Roundabout raises concern

The Red Bay/Prospect roundabout has
been a cause for concern recently for several drivers who have experienced
slips, slides and near-accidents.

Camilla Anderson, a Cayman
resident, was driving on the roundabout in one of the recent rain storms when
she had a problem.

“I slid from the inside lane to the
outside lane going around that roundabout a few weeks ago,” she said.  “It was raining, and I wasn’t going very
fast.”

The National Roads Authority’s
managing director, Brian Tomlinson, said the pavement on the roundabout is
standard hot-mixed asphalt.

The NRA placed uniform grooves in
the asphalt at the roundabout called longitudinal tining in an effort to make
it safer.

“The grooving was done to increase
the frictional characteristics of the pavement in wet weather — similar to the
grooving on the runways at the Owen Roberts and Gerrard-Smith International
Airports,” said Mr. Tomlinson.  “Based on
my anecdotal evidence, the accidents are occurring because users are going too
fast.”

Attorney Colin Shaw says he has
experienced similar near-accidents, and it wasn’t because of people driving too
fast.

“On three occasions, I have been
following cars which weren’t going particularly fast and which spun in front of
me and ended up facing in the wrong direction,” he said.  “If you staked the roundabout out,
particularly just after a light shower, I’ll bet you would see it happen for
yourself.”

Mr. Shaw believes it’s just a
matter of time before a bad accident occurs there.

“Indeed I seem to recall that there
have been some nasty incidents there already, which is why (I assume) they’ve
cut the grooves in the road, which clearly don’t work,” he said.

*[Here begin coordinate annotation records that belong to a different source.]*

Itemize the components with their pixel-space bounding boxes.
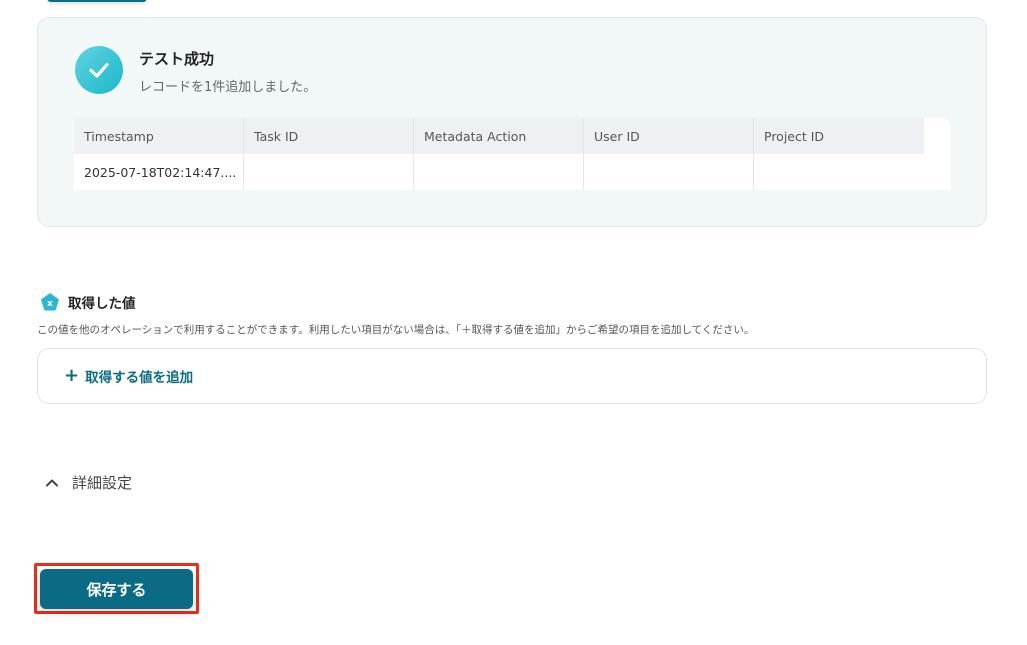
fetched-values-title: 取得した値 <box>68 296 136 312</box>
fetched-values-heading: x 取得した値 <box>40 292 136 312</box>
plus-icon: + <box>64 365 80 386</box>
table-row: 2025-07-18T02:14:47.... <box>74 154 951 190</box>
advanced-settings-label: 詳細設定 <box>72 474 133 492</box>
result-table: Timestamp Task ID Metadata Action User I… <box>74 118 951 190</box>
variable-badge-icon: x <box>40 292 60 312</box>
column-header-timestamp: Timestamp <box>74 118 244 154</box>
column-header-task-id: Task ID <box>244 118 414 154</box>
cell-project-id <box>754 154 924 190</box>
cell-metadata-action <box>414 154 584 190</box>
save-button[interactable]: 保存する <box>40 569 193 609</box>
add-fetched-value-label: 取得する値を追加 <box>85 370 194 386</box>
check-icon <box>75 46 123 94</box>
advanced-settings-toggle[interactable]: 詳細設定 <box>44 472 132 493</box>
column-header-user-id: User ID <box>584 118 754 154</box>
cell-user-id <box>584 154 754 190</box>
svg-text:x: x <box>47 299 53 309</box>
column-header-metadata-action: Metadata Action <box>414 118 584 154</box>
previous-button-edge <box>47 0 147 2</box>
success-subtitle: レコードを1件追加しました。 <box>139 80 317 95</box>
cell-timestamp: 2025-07-18T02:14:47.... <box>74 154 244 190</box>
add-fetched-value-button[interactable]: + 取得する値を追加 <box>37 348 987 404</box>
cell-task-id <box>244 154 414 190</box>
test-success-card: テスト成功 レコードを1件追加しました。 Timestamp Task ID M… <box>37 17 987 227</box>
chevron-up-icon <box>44 475 60 491</box>
table-header-row: Timestamp Task ID Metadata Action User I… <box>74 118 951 154</box>
column-header-project-id: Project ID <box>754 118 924 154</box>
fetched-values-description: この値を他のオペレーションで利用することができます。利用したい項目がない場合は、… <box>37 324 755 336</box>
success-title: テスト成功 <box>139 50 215 68</box>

An RCIPS accident report shows that
accidents are down from previous years, but many of the accidents happen in the
rainy season.

In 2008, a total of 28 vehicle
accidents were reported at the Red Bay/Prospect roundabout.  Most of the accidents occurred in October,
November and December.

In 2009, a total of 27 accidents
were reported at the roundabout, with most accidents occurring in July.

So far in 2010, there have been 13
total reported accidents.  August tied
April of this year as the month with the most accidents, with three.

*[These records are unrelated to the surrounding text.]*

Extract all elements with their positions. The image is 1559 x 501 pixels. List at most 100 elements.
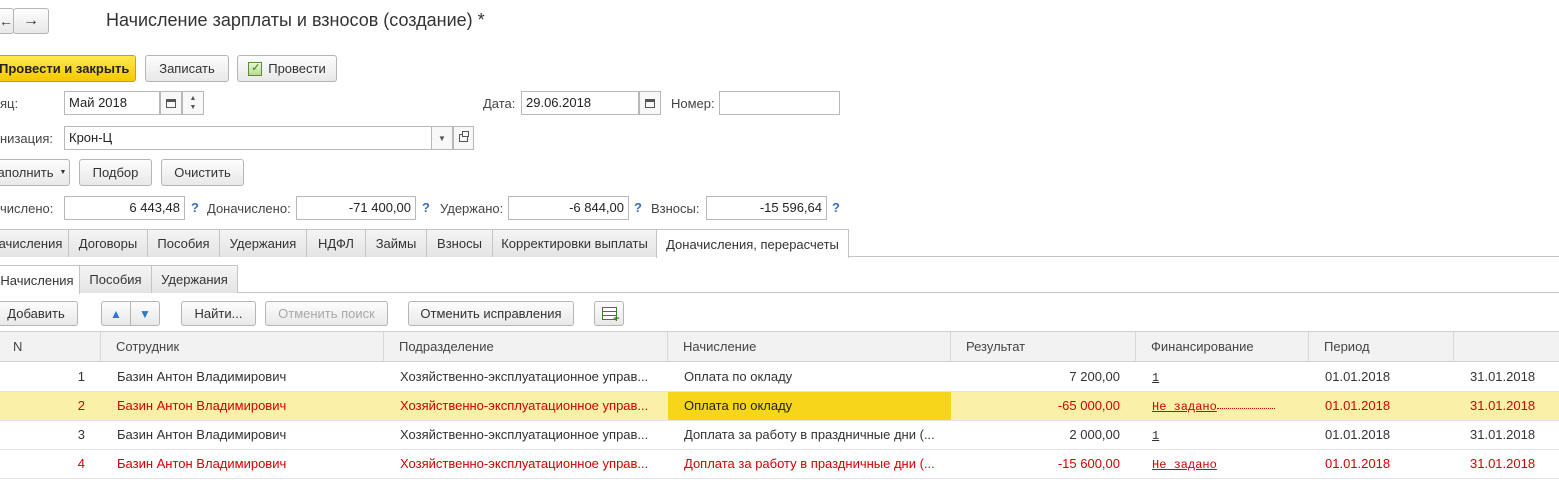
row-number: 4 (77, 456, 85, 471)
contributions-help-icon[interactable]: ? (832, 200, 840, 215)
date-field[interactable]: 29.06.2018 (521, 91, 639, 115)
month-field[interactable]: Май 2018 (64, 91, 160, 115)
arrow-down-icon: ▼ (139, 306, 151, 321)
accrued-label: числено: (0, 201, 54, 216)
department-cell[interactable]: Хозяйственно-эксплуатационное управ... (400, 392, 664, 420)
save-button[interactable]: Записать (145, 55, 229, 82)
financing-cell[interactable]: 1 (1152, 363, 1292, 391)
add-row-button[interactable]: Добавить (0, 301, 78, 326)
number-field[interactable] (719, 91, 840, 115)
tab-contracts[interactable]: Договоры (68, 229, 148, 257)
employee-cell[interactable]: Базин Антон Владимирович (117, 421, 379, 449)
financing-link[interactable]: Не задано (1152, 458, 1217, 472)
subtab-accruals[interactable]: Начисления (0, 265, 80, 294)
result-cell[interactable]: 7 200,00 (951, 363, 1120, 391)
financing-cell[interactable]: Не задано (1152, 392, 1292, 420)
withheld-help-icon[interactable]: ? (634, 200, 642, 215)
clear-button[interactable]: Очистить (161, 159, 244, 186)
financing-cell[interactable]: 1 (1152, 421, 1292, 449)
accrual-cell[interactable]: Оплата по окладу (668, 392, 951, 420)
tab-payment-corrections[interactable]: Корректировки выплаты (492, 229, 657, 257)
back-button[interactable]: ← (0, 8, 14, 34)
column-header-department[interactable]: Подразделение (384, 332, 668, 362)
month-label: яц: (0, 96, 19, 111)
cancel-corrections-button[interactable]: Отменить исправления (408, 301, 574, 326)
column-header-employee[interactable]: Сотрудник (101, 332, 384, 362)
employee-cell[interactable]: Базин Антон Владимирович (117, 363, 379, 391)
period-from-cell[interactable]: 01.01.2018 (1325, 450, 1445, 478)
arrow-up-icon: ▲ (110, 306, 122, 321)
calendar-icon (166, 98, 176, 108)
chevron-up-icon: ▲ (189, 95, 197, 102)
table-row[interactable]: 4 Базин Антон Владимирович Хозяйственно-… (0, 450, 1559, 479)
table-row[interactable]: 3 Базин Антон Владимирович Хозяйственно-… (0, 421, 1559, 450)
forward-button[interactable]: → (13, 8, 49, 34)
column-header-period[interactable]: Период (1309, 332, 1454, 362)
subtab-benefits[interactable]: Пособия (79, 265, 152, 293)
period-to-cell[interactable]: 31.01.2018 (1470, 450, 1559, 478)
move-down-button[interactable]: ▼ (130, 301, 160, 326)
row-number: 2 (77, 398, 85, 413)
withheld-field: -6 844,00 (508, 196, 629, 220)
tab-ndfl[interactable]: НДФЛ (306, 229, 366, 257)
tab-deductions[interactable]: Удержания (219, 229, 307, 257)
column-header-n[interactable]: N (0, 332, 101, 362)
result-cell[interactable]: -15 600,00 (951, 450, 1120, 478)
table-row[interactable]: 1 Базин Антон Владимирович Хозяйственно-… (0, 363, 1559, 392)
employee-cell[interactable]: Базин Антон Владимирович (117, 392, 379, 420)
table-settings-button[interactable]: + (594, 301, 624, 326)
result-cell[interactable]: 2 000,00 (951, 421, 1120, 449)
select-button[interactable]: Подбор (79, 159, 152, 186)
result-cell[interactable]: -65 000,00 (951, 392, 1120, 420)
column-header-financing[interactable]: Финансирование (1136, 332, 1309, 362)
period-from-cell[interactable]: 01.01.2018 (1325, 392, 1445, 420)
table-row[interactable]: 2 Базин Антон Владимирович Хозяйственно-… (0, 392, 1559, 421)
date-calendar-button[interactable] (639, 91, 661, 115)
organization-field[interactable]: Крон-Ц (64, 126, 432, 150)
department-cell[interactable]: Хозяйственно-эксплуатационное управ... (400, 421, 664, 449)
period-to-cell[interactable]: 31.01.2018 (1470, 363, 1559, 391)
period-from-cell[interactable]: 01.01.2018 (1325, 421, 1445, 449)
post-and-close-button[interactable]: Провести и закрыть (0, 55, 136, 82)
tab-accruals[interactable]: ачисления (0, 229, 69, 257)
accrual-cell[interactable]: Доплата за работу в праздничные дни (... (684, 450, 946, 478)
tab-benefits[interactable]: Пособия (147, 229, 220, 257)
subtab-deductions[interactable]: Удержания (151, 265, 238, 293)
period-to-cell[interactable]: 31.01.2018 (1470, 392, 1559, 420)
fill-dropdown-button[interactable]: аполнить ▼ (0, 159, 70, 186)
period-to-cell[interactable]: 31.01.2018 (1470, 421, 1559, 449)
employee-cell[interactable]: Базин Антон Владимирович (117, 450, 379, 478)
financing-cell[interactable]: Не задано (1152, 450, 1292, 478)
find-button[interactable]: Найти... (181, 301, 256, 326)
accrual-cell[interactable]: Оплата по окладу (684, 363, 946, 391)
month-stepper[interactable]: ▲ ▼ (182, 91, 204, 115)
cancel-search-button[interactable]: Отменить поиск (265, 301, 388, 326)
calendar-button[interactable] (160, 91, 182, 115)
fill-label: аполнить (0, 165, 54, 180)
row-number: 3 (77, 427, 85, 442)
tab-contributions[interactable]: Взносы (426, 229, 493, 257)
period-from-cell[interactable]: 01.01.2018 (1325, 363, 1445, 391)
chevron-down-icon: ▼ (189, 104, 197, 111)
column-header-result[interactable]: Результат (951, 332, 1136, 362)
move-up-button[interactable]: ▲ (101, 301, 131, 326)
organization-dropdown-button[interactable]: ▼ (431, 126, 453, 150)
tab-additional-accruals[interactable]: Доначисления, перерасчеты (656, 229, 849, 258)
financing-link[interactable]: Не задано (1152, 400, 1217, 414)
column-header-period-end[interactable] (1454, 332, 1559, 362)
accrual-cell[interactable]: Доплата за работу в праздничные дни (... (684, 421, 946, 449)
additional-help-icon[interactable]: ? (422, 200, 430, 215)
column-header-accrual[interactable]: Начисление (668, 332, 951, 362)
department-cell[interactable]: Хозяйственно-эксплуатационное управ... (400, 363, 664, 391)
post-label: Провести (268, 61, 326, 76)
accrued-help-icon[interactable]: ? (191, 200, 199, 215)
financing-link[interactable]: 1 (1152, 371, 1159, 385)
financing-link[interactable]: 1 (1152, 429, 1159, 443)
calendar-icon (645, 98, 655, 108)
tab-loans[interactable]: Займы (365, 229, 427, 257)
organization-open-button[interactable] (453, 126, 474, 150)
arrow-left-icon: ← (0, 13, 13, 29)
row-number: 1 (77, 369, 85, 384)
post-button[interactable]: ✓ Провести (237, 55, 337, 82)
department-cell[interactable]: Хозяйственно-эксплуатационное управ... (400, 450, 664, 478)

Marion Pandohie of the NRA urges
drivers to drive safely and follow the rules of roundabout usage.

“The use of indicators is critical
in negotiating a roundabout as it tells drivers and other users of the
roundabout what you are doing as well as what you are planning on doing,” she
said.  “A roundabout is an intersection,
please treat it as one.”

According to the NRA, lane choice
at a two lane roundabout is similar to a standard intersection.  When approaching, choose either the inner or
the outer lane that corresponds to your desired movement.

Lane choice is based on the
driver’s destination.  The inner lane
allows right turns, straight ahead movements and U-turns only.  The outer lane manoeuvres include immediate
turns or straight ahead movements.

“Whether it is
raining or not, always give way to the vehicle on your right and always use
your indicators,” Ms Pandohie said.

2 COMMENTS

  1. People probably don’t realize that a LIGHT rain causes any oils in the road to rise thereby causing slick conditions.As the rain increases the oils get washed away,the most ‘slippery’ time on a road is during the first light rain.Another thing is the quality of tread on the tires.Bald tires offer no grip on the road.

  2. Totally agree w/ Diver 1 about the tires. People don’t realized that these things have to be changed, like the car batteries and so on. Rain or shine, I bet you that these cars go for a spin on the roundabout.